Genauere Angaben lassen sich zu dem zweigeschossigen Massivbau machen. Bei Betrachtung der Fassade erkennt man die unterschiedlichen Fenstergewände an beiden Haushälften. Das Stabwerk an den Obergeschoßfenstern des westlichen Hausteils deutet – obwohl grundsätzlich schon in der Gotik verwendet – auf die bürgerliche Renaissance zwischen etwa 1550 und 1618 hin. Die in dieser Zeit in Halle entstandenen Bürgerhäuser zeigen oft dieses Baumotiv. Im Innern dieses Hausteils findet sich zudem im Erdgeschoß über einem tonnengewölbten Keller ein für die Renaissance typischer Unterzug mit Schiffskehlen, der das Obergeschoß trägt. Eine weitere Eingrenzung der Bauzeit anhand von schriftlichen Überlieferungen ist nicht möglich.
In die Barockzeit weisen die Fenstergewände des östlichen Hausteils. Beide Gebäudehälften besitzen ein einheitliches Traufgesims und gleichhohe Dachstühle. Naheliegend wäre es deshalb, eine Entstehung beider Gebäudeteile in der Renaissance und einen Umbau im 18. Jahrhundert anzunehmen. Tatsächlich haben aber beide Gebäudeteile bis 1825 eine getrennte Entwicklung durchlaufen, ablesbar an der Folge unterschiedlicher Hausbesitzer.

Johann Christoph Dreyhaupt schreibt in seiner Chronik unter der Überschrift Capelle S. Mathiä und der zehen tausend Ritter: »Von dieser Capelle ist nichts weiter bekannt, als dass sie in derer Herren von Graßhoff Wohnhofe oder Rittersitze am Grasewege gestanden, und von denenselben erbauet und gestifftet worden … Zur Zeit der Reformation aber ist sie … eingegangen und von E.E.Rath der Stadt Halle in eine Garküche verwandelt worden, bis selbige in diesem Seculo an den nunmehr verstorbenen Stadt-Chirurgum Harnisch verkaufft worden, der sie niedergerissen und ein bürgerliches Wohnhaus an die Stäte erbauet.« Dieser Vorgang findet sich im Lehenbuch und im Hauptbuch der gewöhnlichen Unpflichten (1665 – 1734) – datiert auf das Jahr 1719. Erst nach 1744 erhält der Neubau eine Hausnummer (Nicolaiviertel 595), unter der im Grundbuch bis 1754 dann auch Johann Nikolaus Harnisch verzeichnet ist. Anhand dieser Hausnummer kann man diesen Neubau mit dem östlichen Hausteil des heutigen Grundstücks Graseweg 1 identifizieren.

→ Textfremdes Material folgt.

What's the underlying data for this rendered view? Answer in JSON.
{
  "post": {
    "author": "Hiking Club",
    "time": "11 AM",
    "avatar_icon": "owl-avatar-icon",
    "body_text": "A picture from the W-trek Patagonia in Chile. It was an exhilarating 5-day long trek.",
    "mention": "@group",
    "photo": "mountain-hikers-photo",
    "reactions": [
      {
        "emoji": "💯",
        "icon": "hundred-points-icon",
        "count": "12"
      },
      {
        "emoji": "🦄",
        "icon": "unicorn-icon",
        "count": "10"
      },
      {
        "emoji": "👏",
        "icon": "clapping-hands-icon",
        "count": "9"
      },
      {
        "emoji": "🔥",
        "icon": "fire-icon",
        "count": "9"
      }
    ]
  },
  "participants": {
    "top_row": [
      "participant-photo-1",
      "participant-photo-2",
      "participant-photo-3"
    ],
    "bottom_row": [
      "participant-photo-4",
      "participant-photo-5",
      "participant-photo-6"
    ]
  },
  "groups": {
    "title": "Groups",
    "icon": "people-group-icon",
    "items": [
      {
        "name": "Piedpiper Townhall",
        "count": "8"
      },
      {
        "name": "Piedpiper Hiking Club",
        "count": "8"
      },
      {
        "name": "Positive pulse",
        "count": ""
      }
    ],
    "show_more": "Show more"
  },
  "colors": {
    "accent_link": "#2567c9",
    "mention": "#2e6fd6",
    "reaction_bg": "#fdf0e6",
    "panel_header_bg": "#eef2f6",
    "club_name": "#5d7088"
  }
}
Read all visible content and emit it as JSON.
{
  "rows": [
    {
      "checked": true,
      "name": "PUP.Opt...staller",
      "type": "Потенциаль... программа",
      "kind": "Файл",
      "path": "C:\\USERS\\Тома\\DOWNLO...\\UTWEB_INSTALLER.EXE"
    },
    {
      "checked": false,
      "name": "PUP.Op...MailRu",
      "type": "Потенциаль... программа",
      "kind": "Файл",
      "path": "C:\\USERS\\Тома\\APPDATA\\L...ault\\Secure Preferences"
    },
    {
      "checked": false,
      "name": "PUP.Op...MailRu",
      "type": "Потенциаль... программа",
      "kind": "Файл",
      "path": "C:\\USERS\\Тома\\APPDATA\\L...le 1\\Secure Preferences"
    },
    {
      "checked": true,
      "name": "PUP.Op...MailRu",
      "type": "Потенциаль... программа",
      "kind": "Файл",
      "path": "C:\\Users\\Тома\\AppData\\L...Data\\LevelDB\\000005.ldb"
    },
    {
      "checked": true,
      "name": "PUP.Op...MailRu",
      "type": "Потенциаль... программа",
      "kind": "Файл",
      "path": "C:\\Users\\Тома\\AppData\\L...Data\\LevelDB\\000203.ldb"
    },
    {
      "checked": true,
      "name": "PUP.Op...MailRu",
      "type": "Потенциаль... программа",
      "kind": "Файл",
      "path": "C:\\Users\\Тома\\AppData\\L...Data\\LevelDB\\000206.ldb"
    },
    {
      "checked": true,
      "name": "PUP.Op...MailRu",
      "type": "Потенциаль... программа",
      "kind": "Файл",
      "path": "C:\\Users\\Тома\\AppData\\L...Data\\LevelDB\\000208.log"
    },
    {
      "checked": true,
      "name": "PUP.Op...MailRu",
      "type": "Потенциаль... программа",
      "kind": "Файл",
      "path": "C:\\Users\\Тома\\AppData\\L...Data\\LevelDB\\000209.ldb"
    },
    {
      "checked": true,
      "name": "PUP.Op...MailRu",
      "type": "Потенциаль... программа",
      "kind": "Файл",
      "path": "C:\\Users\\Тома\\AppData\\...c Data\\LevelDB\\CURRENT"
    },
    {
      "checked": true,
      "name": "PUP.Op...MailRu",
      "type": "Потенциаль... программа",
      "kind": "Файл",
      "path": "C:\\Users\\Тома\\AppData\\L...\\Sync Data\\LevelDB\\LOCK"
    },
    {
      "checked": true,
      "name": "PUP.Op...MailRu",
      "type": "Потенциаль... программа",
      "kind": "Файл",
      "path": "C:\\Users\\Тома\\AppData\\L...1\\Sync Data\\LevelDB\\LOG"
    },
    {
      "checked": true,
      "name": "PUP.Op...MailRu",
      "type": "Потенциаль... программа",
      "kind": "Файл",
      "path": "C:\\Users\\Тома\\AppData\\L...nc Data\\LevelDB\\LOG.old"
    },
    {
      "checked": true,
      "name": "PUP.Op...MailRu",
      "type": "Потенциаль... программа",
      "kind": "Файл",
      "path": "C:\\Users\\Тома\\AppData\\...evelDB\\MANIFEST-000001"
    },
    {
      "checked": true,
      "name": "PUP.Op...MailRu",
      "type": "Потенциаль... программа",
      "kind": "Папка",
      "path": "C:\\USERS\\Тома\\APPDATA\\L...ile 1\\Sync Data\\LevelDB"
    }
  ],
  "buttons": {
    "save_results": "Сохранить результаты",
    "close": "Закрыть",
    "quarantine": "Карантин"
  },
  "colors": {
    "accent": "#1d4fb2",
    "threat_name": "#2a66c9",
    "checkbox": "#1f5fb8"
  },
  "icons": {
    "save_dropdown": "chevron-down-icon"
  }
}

Die Gleichsetzung der genannten Garküche mit der Mathiaskapelle findet sich allerdings nur in Dreyhaupts Chronik. In Olearius’ Halygraphia (erschienen 1679) heißt es summarisch nur: »Im Jahre 1509 … sind etliche Häuser in der grossen Clauß-Strassen ausgekaufft und die Garküchen dahin gebauet worden…«

Wie schon mehrfach beschrieben, bezeichnete ein »Grashof« im Mittelalter einen aufgegebenen Friedhof. Vertreter der Adelsfamilie »vom Grashof« werden zwischen 1243 und etwa 1370 in Quellentexten erwähnt. Die Mathiaskapelle erscheint erstmals in einer Urkunde des Jahres 1310 als ein bestehendes Gebäude auf dem Hofe des Ritters Busso vom Grashof.

Offen bleibt die Frage nach der Ausdehnung des Adelssitzes. Da der Graseweg erst 1576 erstmals erwähnt wird (zitiert nach Schultze-Galléra) – im Gegensatz zur nördlich parallel verlaufenden (Großen) Klausstraße (um 1300) und zum südlich gelegenen Gasthof Schwarzer Bär (1453, Namensgeber für die Bärgasse) – wäre eine Straßenführung über den ehemaligen Adelshof im späten Mittelalter denkbar. Die Kapelle hätte dann ursprünglich unmittelbar links am Eingang zum Grashof gestanden.
Im Übrigen konnte bei den Notgrabungen der 80er Jahre des letzten Jahrhunderts (nach vorausgegangenen Flächenabrissen) ein quer zum östlichen Graseweg verlaufendes Graben-Wall-System mit Blendmauer ermittelt werden, das schon der Archäologe Maurizio Paul dem Grashof zuordnete.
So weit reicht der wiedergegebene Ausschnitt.